As consequências do Genocídio de Bengala foram coletadas de sobreviventes, testemunhas oculares da fome e privação desnecessárias, pelo jornalista e escritor Madhusree Mukerjee e narradas em seu livro Churchill’s Secret War: The British Empire and the Ravaging of India in World War II. Os pais jogavam seus filhos famintos em rios e poços. Muitos tiraram a vida jogando-se na frente dos trens. Pessoas famintas imploravam pelo caldo com amido na qual o arroz havia sido fervido. As crianças comiam folhas e cipós, caules de inhame e grama. As pessoas eram fracas demais até para cremar seus entes queridos. "Ninguém tinha forças para realizar ritos [fúnebres]", disse um sobrevivente a Mukherjee. Cães e chacais se banqueteavam com pilhas de cadáveres nas aldeias de Bengala. Os que escaparam foram homens que migraram para Calcutá em busca de emprego e mulheres que recorreram à prostituição para alimentar suas famílias. "Mães se transformaram em assassinas, as donzelas das aldeias em prostitutas, pais em traficantes de filhas", escreve Mukherjee.
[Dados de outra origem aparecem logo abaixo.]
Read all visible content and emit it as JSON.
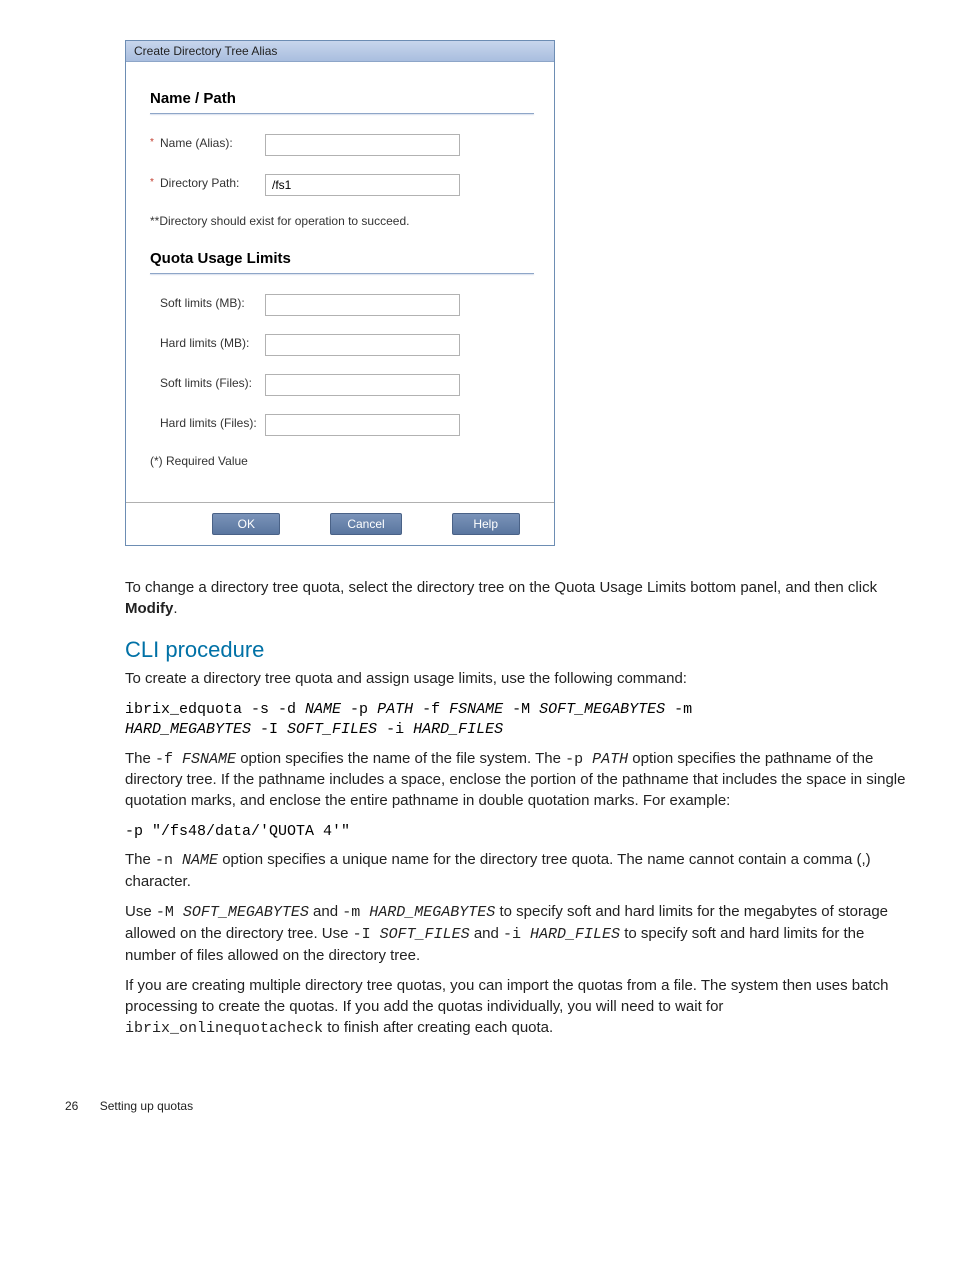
{
  "dialog": {
    "title": "Create Directory Tree Alias",
    "name_path_heading": "Name / Path",
    "name_label": "Name (Alias):",
    "name_value": "",
    "path_label": "Directory Path:",
    "path_value": "/fs1",
    "hint": "**Directory should exist for operation to succeed.",
    "quota_heading": "Quota Usage Limits",
    "soft_mb_label": "Soft limits (MB):",
    "soft_mb_value": "",
    "hard_mb_label": "Hard limits (MB):",
    "hard_mb_value": "",
    "soft_files_label": "Soft limits (Files):",
    "soft_files_value": "",
    "hard_files_label": "Hard limits (Files):",
    "hard_files_value": "",
    "required_note": "(*) Required Value",
    "ok": "OK",
    "cancel": "Cancel",
    "help": "Help"
  },
  "para1a": "To change a directory tree quota, select the directory tree on the Quota Usage Limits bottom panel, and then click ",
  "para1b": "Modify",
  "para1c": ".",
  "cli_heading": "CLI procedure",
  "para2": "To create a directory tree quota and assign usage limits, use the following command:",
  "cmd1_parts": [
    {
      "t": "ibrix_edquota -s -d ",
      "v": false
    },
    {
      "t": "NAME",
      "v": true
    },
    {
      "t": " -p ",
      "v": false
    },
    {
      "t": "PATH",
      "v": true
    },
    {
      "t": " -f ",
      "v": false
    },
    {
      "t": "FSNAME",
      "v": true
    },
    {
      "t": " -M ",
      "v": false
    },
    {
      "t": "SOFT_MEGABYTES",
      "v": true
    },
    {
      "t": " -m\n",
      "v": false
    },
    {
      "t": "HARD_MEGABYTES",
      "v": true
    },
    {
      "t": " -I ",
      "v": false
    },
    {
      "t": "SOFT_FILES",
      "v": true
    },
    {
      "t": " -i ",
      "v": false
    },
    {
      "t": "HARD_FILES",
      "v": true
    }
  ],
  "para3_runs": [
    {
      "t": "The ",
      "c": "body"
    },
    {
      "t": "-f ",
      "c": "code"
    },
    {
      "t": "FSNAME",
      "c": "var"
    },
    {
      "t": " option specifies the name of the file system. The ",
      "c": "body"
    },
    {
      "t": "-p ",
      "c": "code"
    },
    {
      "t": "PATH",
      "c": "var"
    },
    {
      "t": " option specifies the pathname of the directory tree. If the pathname includes a space, enclose the portion of the pathname that includes the space in single quotation marks, and enclose the entire pathname in double quotation marks. For example:",
      "c": "body"
    }
  ],
  "cmd2": "-p \"/fs48/data/'QUOTA 4'\"",
  "para4_runs": [
    {
      "t": "The ",
      "c": "body"
    },
    {
      "t": "-n ",
      "c": "code"
    },
    {
      "t": "NAME",
      "c": "var"
    },
    {
      "t": " option specifies a unique name for the directory tree quota. The name cannot contain a comma (,) character.",
      "c": "body"
    }
  ],
  "para5_runs": [
    {
      "t": "Use ",
      "c": "body"
    },
    {
      "t": "-M ",
      "c": "code"
    },
    {
      "t": "SOFT_MEGABYTES",
      "c": "var"
    },
    {
      "t": " and ",
      "c": "body"
    },
    {
      "t": "-m ",
      "c": "code"
    },
    {
      "t": "HARD_MEGABYTES",
      "c": "var"
    },
    {
      "t": " to specify soft and hard limits for the megabytes of storage allowed on the directory tree. Use ",
      "c": "body"
    },
    {
      "t": "-I ",
      "c": "code"
    },
    {
      "t": "SOFT_FILES",
      "c": "var"
    },
    {
      "t": " and ",
      "c": "body"
    },
    {
      "t": "-i ",
      "c": "code"
    },
    {
      "t": "HARD_FILES",
      "c": "var"
    },
    {
      "t": " to specify soft and hard limits for the number of files allowed on the directory tree.",
      "c": "body"
    }
  ],
  "para6_runs": [
    {
      "t": "If you are creating multiple directory tree quotas, you can import the quotas from a file. The system then uses batch processing to create the quotas. If you add the quotas individually, you will need to wait for ",
      "c": "body"
    },
    {
      "t": "ibrix_onlinequotacheck",
      "c": "code"
    },
    {
      "t": " to finish after creating each quota.",
      "c": "body"
    }
  ],
  "footer": {
    "page": "26",
    "section": "Setting up quotas"
  }
}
Como dito mais acima, cerca de três milhões de indianos morreram na fome de 1943, com a maioria das mortes ocorrendo em Bengala, afetando tanto hindus quanto muçulmanos igualmente. No final, Mukherjee escreve eloquentemente: "não foi tanto mais o racismo quanto o desequilíbrio de poder inerente à pirâmide social darwiniana que explica por que a fome pôde ser tolerada na Índia, enquanto o racionamento de pão era considerado uma privação intolerável na Grã-Bretanha durante a guerra". Hoje, muitos assim-chamados “conservadores”, “de direita” condenam líderes como Hitler, Stalin e Mao por suas ações cruéis, mas vêem em Winston Churchill um líder “conservador” exemplar a ser emulado, pois derrotou o Nazismo. Lembremos que o tão odiado Stalin também derrotou o Nazismo (sem bombardear Dresden), e que, do mesmo modo que o líder comunista chinês Mao é odiado por suas políticas catastróficas que mataram milhões de fome, ignoram e exaltam o homem que deixou outros milhões morrerem de fome, um homem que não escondia seu desprezo pela Índia e seu povo.

Bibliografia:

MUKERJEE, Madhusree (2011). Churchill’s Secret War: The British Empire and the Ravaging of India in World War II.

BISWAS, Soutik (28 October 2010). How Churchill 'starved' India. “Soutik Biswa’s India”, BBC News.

DEVEREUX, Stephen (2000). Famine in the twentieth century. Brighton: Institute of Development Studies.